Gardening may be such a resonant topic because it not only has inherent value and interest as a hobby (or livelihood), but because it serves as a microcosm for everything else in life. As an ‘old’ woman told contributing author Marianne Willburn in the aptly titled “Full Circle”: “If you have an interest in England, someday you will have an interest in her gardens.” As the story shows, the ‘old’ woman was correct, for there is a gravitational pull to gardening that can draw even the most unsuspecting towards its earthy lure, which is both primal and charming in turns. Everything is interwoven, and gardening is one of the timeless threads that binds it all together. GreenPrints is bubbling over with individuals who understand this pull and revel in the joy (yes, even the pain) that comes from this timeless pastime.

While the true stories and advice-related articles are a delight to read, the fictional work in the issue is no less insightful. There is a hilarious and astute piece by Mark Twain “How I Edited An Agricultural Paper.” Twain’s clever riff shows that both gardening and human nature have long been beguiling and provoking in equal measure. On a different note, Garth Nix’s fable “Three Roses” is a haunting and beautiful tale about love, loss, and the role of the gardener in making a garden the place that it is. Not only is this a powerful short fairytale, but (for reasons I will not give away), Nix says it is “perhaps [. . .] the most important story I have ever written, for the greatest reward.” GreenPrints ostensibly understands and exalts in the way that gardening is not merely a practical pastime, but also a reflection of many bigger themes and events in life. Stories like “Three Roses,” and so many others in this issue, substantiate this view with articulate grace.
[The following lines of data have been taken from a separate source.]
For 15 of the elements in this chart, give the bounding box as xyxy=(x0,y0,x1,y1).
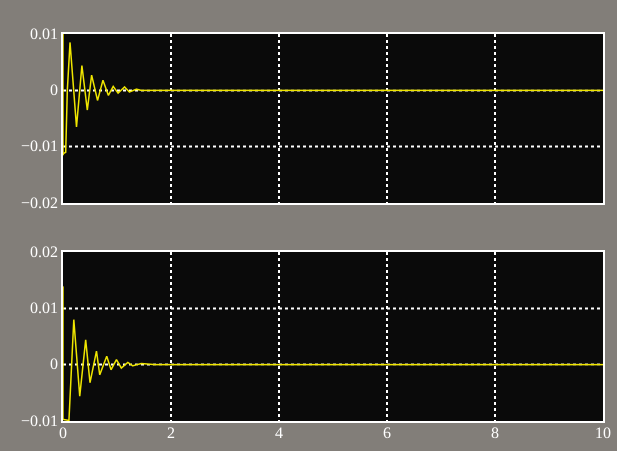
x-tick-label: 2 xyxy=(167,425,175,442)
line-series xyxy=(63,34,603,156)
x-tick-label: 4 xyxy=(275,425,283,442)
y-tick-label: −0.01 xyxy=(21,413,58,430)
y-tick-label: 0.01 xyxy=(30,26,58,43)
y-tick-label: −0.01 xyxy=(21,138,58,155)
x-tick-label: 10 xyxy=(595,425,611,442)
y-tick-label: 0 xyxy=(50,356,58,373)
line-series xyxy=(63,286,603,421)
y-tick-label: −0.02 xyxy=(21,195,58,212)
y-tick-label: 0.02 xyxy=(30,244,58,261)
y-tick-label: 0.01 xyxy=(30,300,58,317)
x-tick-label: 6 xyxy=(383,425,391,442)
y-tick-label: 0 xyxy=(50,82,58,99)
x-tick-label: 8 xyxy=(491,425,499,442)
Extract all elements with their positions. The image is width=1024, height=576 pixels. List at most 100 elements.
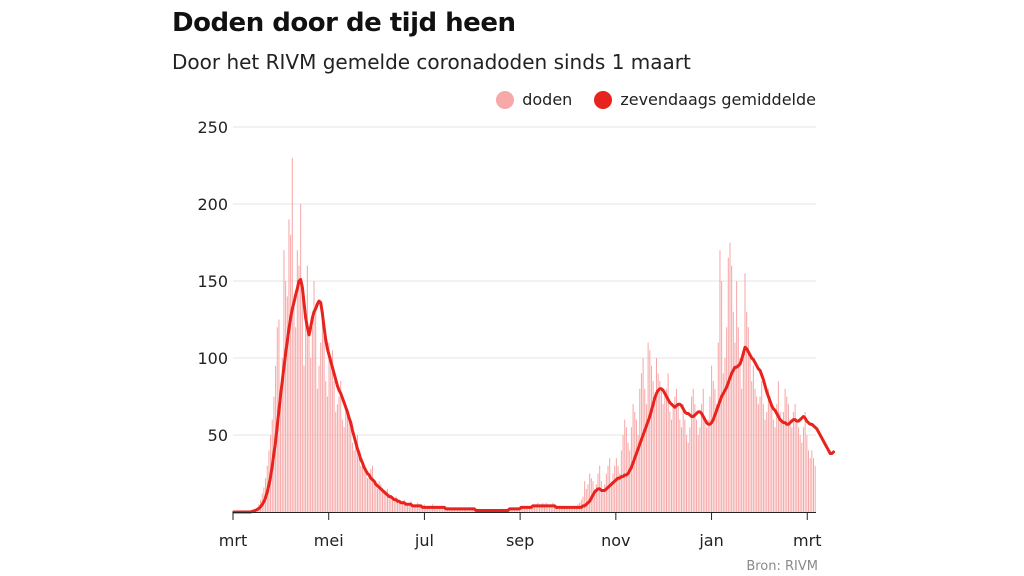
bar [368, 473, 370, 512]
bar [370, 468, 372, 512]
bar [392, 498, 394, 512]
bar [681, 427, 683, 512]
bar [472, 510, 474, 512]
bar [393, 499, 395, 512]
y-tick-label-150: 150 [197, 272, 228, 291]
x-tick-label-mrt: mrt [219, 531, 247, 550]
bar [290, 234, 292, 513]
bar [303, 365, 305, 512]
x-tick-label-mrt: mrt [793, 531, 821, 550]
bar [637, 435, 639, 512]
bar [696, 419, 698, 512]
bar [295, 327, 297, 512]
bar [605, 473, 607, 512]
bar [767, 388, 769, 512]
bar [410, 501, 412, 512]
bar [381, 488, 384, 512]
bar [542, 502, 544, 512]
bar [779, 411, 781, 512]
bar [597, 473, 599, 512]
bar [535, 504, 537, 512]
bar [762, 404, 764, 512]
bar [552, 502, 554, 512]
bar [430, 505, 432, 512]
bar [749, 358, 751, 512]
bar [617, 465, 619, 512]
bar [306, 265, 308, 512]
bar [675, 388, 678, 512]
bar [572, 507, 574, 512]
bar [701, 404, 703, 512]
bar [326, 396, 328, 512]
bar [400, 502, 402, 512]
bar [547, 504, 549, 512]
y-tick-label-100: 100 [197, 349, 228, 368]
bar [670, 419, 673, 512]
bar [336, 404, 338, 512]
bar [564, 507, 566, 512]
bar [293, 296, 295, 512]
bar [452, 508, 454, 512]
bar [622, 435, 624, 512]
bar [787, 404, 789, 512]
bar [373, 484, 375, 512]
bar [674, 396, 676, 512]
bar [619, 473, 621, 512]
bar [704, 419, 706, 512]
bar [540, 504, 542, 512]
bar [532, 504, 534, 512]
x-tick-label-mei: mei [314, 531, 344, 550]
bar [741, 388, 743, 512]
bar [333, 381, 335, 512]
bar [746, 311, 748, 512]
bar [457, 508, 459, 512]
bar [784, 388, 786, 512]
chart-subtitle: Door het RIVM gemelde coronadoden sinds … [172, 50, 691, 74]
bar [736, 281, 738, 512]
bar [311, 327, 313, 512]
bar [702, 388, 704, 512]
bar [812, 458, 815, 512]
y-tick-label-50: 50 [208, 426, 228, 445]
bar [467, 508, 469, 512]
bar [699, 427, 701, 512]
bar [604, 484, 606, 512]
bar [672, 404, 674, 512]
bar [669, 411, 671, 512]
bar [782, 411, 784, 512]
legend-item-doden: doden [496, 90, 572, 109]
bar [305, 311, 307, 512]
bar [350, 427, 352, 512]
line-layer [232, 277, 836, 514]
bar [692, 388, 694, 512]
legend-item-gemiddelde: zevendaags gemiddelde [594, 90, 816, 109]
bar [615, 458, 617, 512]
bar [455, 508, 457, 512]
legend-label-gemiddelde: zevendaags gemiddelde [620, 90, 816, 109]
bar [804, 411, 806, 512]
bar [438, 507, 440, 512]
bar [724, 358, 726, 512]
bar [792, 411, 794, 512]
bar [300, 204, 302, 512]
bar [660, 388, 662, 512]
bar [620, 450, 622, 512]
bar [682, 404, 684, 512]
bar [554, 504, 556, 512]
bar [465, 508, 467, 512]
bar [413, 505, 415, 512]
bar [388, 493, 390, 512]
bar [649, 350, 651, 512]
bar [470, 508, 472, 512]
bar [771, 404, 773, 512]
bar [717, 342, 719, 512]
bar [754, 388, 756, 512]
x-tick-label-nov: nov [601, 531, 630, 550]
bar [397, 498, 399, 512]
bar [650, 365, 652, 512]
bar [363, 465, 365, 512]
bar [562, 505, 564, 512]
bar [582, 496, 584, 512]
bar [772, 419, 774, 512]
bar [584, 481, 586, 512]
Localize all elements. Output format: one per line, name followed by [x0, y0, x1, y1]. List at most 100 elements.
This centennial issue of GreenPrints is not all words, however, as scattered throughout the issue are delightful illustrations. Some accompany the stories, while there is also a four-page spread of previous covers (one for each season), offered in full color. Much like a garden, where one may wander down the winding paths and find something new and different at every step, GreenPrints’s one-hundredth issue is a charming mélange of creativity celebrating gardeners, gardening, and the many instructive joys a life close to the earth can offer.